Caso um servidor público tenha alterado o gênero com o qual se identifica, para o Tribunal de Contas do Estado de Santa Catarina (TCE-SC), o cálculo da aposentadoria deve ser feito conforme o registro civil de nascimento, modificado após a decisão do interessado. O entendimento foi uma resposta a uma consulta feita pelo Instituto de Previdência de Itajaí, sobre como aplicar as regras de aposentadoria em casos de mudança de sexo/gênero. Hoje, a legislação previdenciária prevê tempos de contribuição distintos para homens e mulheres. Ainda não há regras claras em relação à aposentadoria de pessoas trans ou não-binárias.
Segundo a decisão do TCE-SC, inicialmente, o que vale para aposentadoria é o gênero registrado na certidão de nascimento no momento do requerimento do benefício previdenciário. Se a alteração do gênero ocorrer após o pedido de aposentadoria, o caso deverá ser avaliado conforme o novo gênero constante nos documentos. Também não pode haver, conforme o TCE-SC, tratamento diferenciado com relação à tramitação do requerimento de aposentadoria feita por pessoas trans.

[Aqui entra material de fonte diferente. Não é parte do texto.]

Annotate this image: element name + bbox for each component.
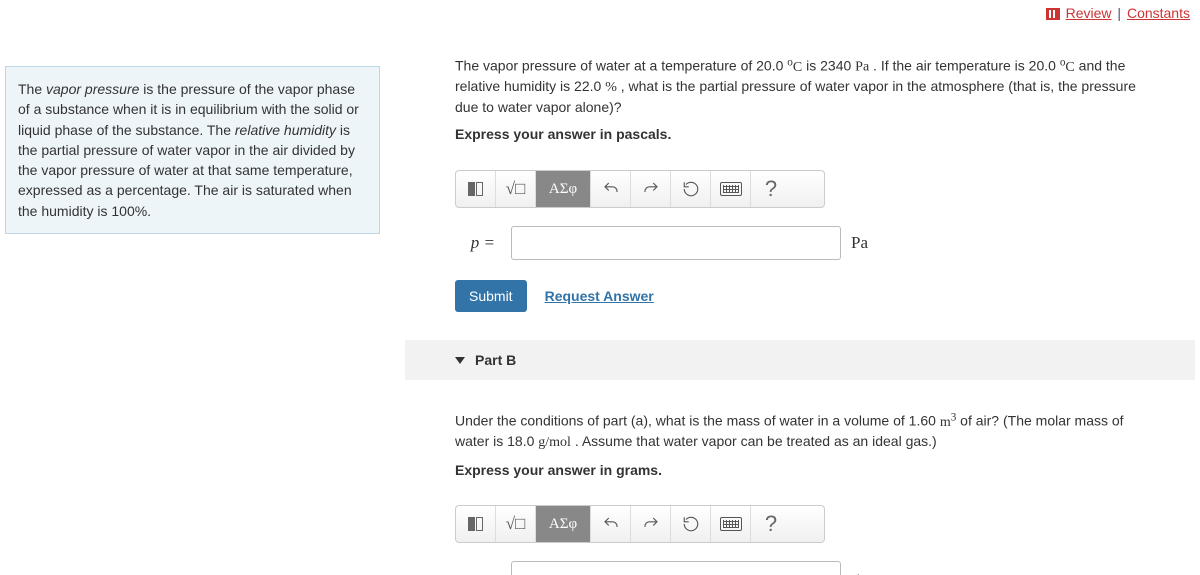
constants-link[interactable]: Constants (1127, 5, 1190, 21)
keyboard-icon[interactable] (711, 506, 751, 542)
part-b-header[interactable]: Part B (405, 340, 1195, 380)
request-answer-link[interactable]: Request Answer (545, 288, 654, 304)
separator: | (1117, 5, 1121, 21)
variable-label: m = (455, 568, 495, 575)
part-b-instruction: Express your answer in grams. (455, 461, 1145, 481)
part-b-label: Part B (475, 352, 516, 368)
answer-input-a[interactable] (511, 226, 841, 260)
definition-text: The vapor pressure is the pressure of th… (18, 81, 359, 219)
greek-button[interactable]: ΑΣφ (536, 171, 591, 207)
reset-icon[interactable] (671, 171, 711, 207)
equation-toolbar: √□ ΑΣφ ? (455, 170, 825, 208)
help-icon[interactable]: ? (751, 171, 791, 207)
help-icon[interactable]: ? (751, 506, 791, 542)
equation-toolbar-b: √□ ΑΣφ ? (455, 505, 825, 543)
review-icon (1046, 8, 1060, 20)
part-a-prompt: The vapor pressure of water at a tempera… (405, 25, 1195, 155)
format-icon[interactable] (456, 506, 496, 542)
definition-panel: The vapor pressure is the pressure of th… (5, 66, 380, 234)
redo-icon[interactable] (631, 171, 671, 207)
variable-label: p = (455, 233, 495, 253)
part-b-prompt: Under the conditions of part (a), what i… (405, 380, 1195, 490)
root-icon[interactable]: √□ (496, 506, 536, 542)
undo-icon[interactable] (591, 171, 631, 207)
answer-input-b[interactable] (511, 561, 841, 575)
root-icon[interactable]: √□ (496, 171, 536, 207)
keyboard-icon[interactable] (711, 171, 751, 207)
redo-icon[interactable] (631, 506, 671, 542)
format-icon[interactable] (456, 171, 496, 207)
review-link[interactable]: Review (1066, 5, 1112, 21)
part-a-instruction: Express your answer in pascals. (455, 125, 1145, 145)
reset-icon[interactable] (671, 506, 711, 542)
unit-label: Pa (851, 233, 868, 253)
chevron-down-icon (455, 357, 465, 364)
unit-label: g (851, 568, 860, 575)
undo-icon[interactable] (591, 506, 631, 542)
greek-button[interactable]: ΑΣφ (536, 506, 591, 542)
submit-button[interactable]: Submit (455, 280, 527, 312)
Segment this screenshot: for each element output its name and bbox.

Conselheiros consideraram posição do STF
Durante a sessão que decidiu o posicionamento do TCE-SC, duas posições foram colocadas. A primeira, vencida, foi a do relator do processo, conselheiro Cleber Muniz Gavi. Ele defendeu que os atuais entendimentos jurídicos sobre a questão de mudança de gênero em documentos pessoais não se aplicam a questões previdenciárias. Já para o presidente do TCE-SC, Adircélio de Moraes Ferreira Júnior, as decisões do Supremo Tribunal Federal (STF) em repercussão geral sobre o assunto têm incidência em diversas áreas, inclusive a previdenciária. Para ele, cabe ao TCE orientar os gestores públicos sobre como aplicar essa jurisprudência a casos concretos, como o do município de Itajaí. A posição do presidente do TCE-SC acabou vencendo por 5 votos a 2.
Para a presidente da Comissão de Biodireito e Bioética da Associação de Direito das Famílias e Sucessões (ADEFAS), Ana Claudia Brandão, o posicionamento do TCE-SC é problemático. Ela explica que a alteração de gênero só produz efeitos para o futuro, ou seja, não retroage. “O novo sexo irá regular as relações jurídicas a partir da alteração”, ressalta. Assim, ao menos em tese, o tempo necessário para aposentadoria de pessoas trans, por exemplo, deveria ser avaliado levando-se em conta o sexo biológico até a data em que a mudança de gênero for registrada. Após a mudança no documento, a contabilização poderia ser feita considerando o novo gênero que consta no documento.
Desde 2018, seguindo orientação do STF, uma pessoa transexual (que não se identifica com o sexo biológico com o qual nasceu) pode solicitar a alteração de seu registro civil, mudando o nome e o gênero. De acordo com a decisão, isso pode ser feito mesmo se a pessoa não tiver se submetido a cirurgias de redesignação sexual. Assim, uma pessoa que biologicamente nasce homem, mas depois se apresenta como uma mulher transexual, pode pedir para mudar seu registro de nascimento, para que nele passe a constar a informação de gênero ou sexo feminino e não mais o masculino. Para isso, a solicitação pode ser feita diretamente nos cartórios, sem necessidade de uma ação judicial.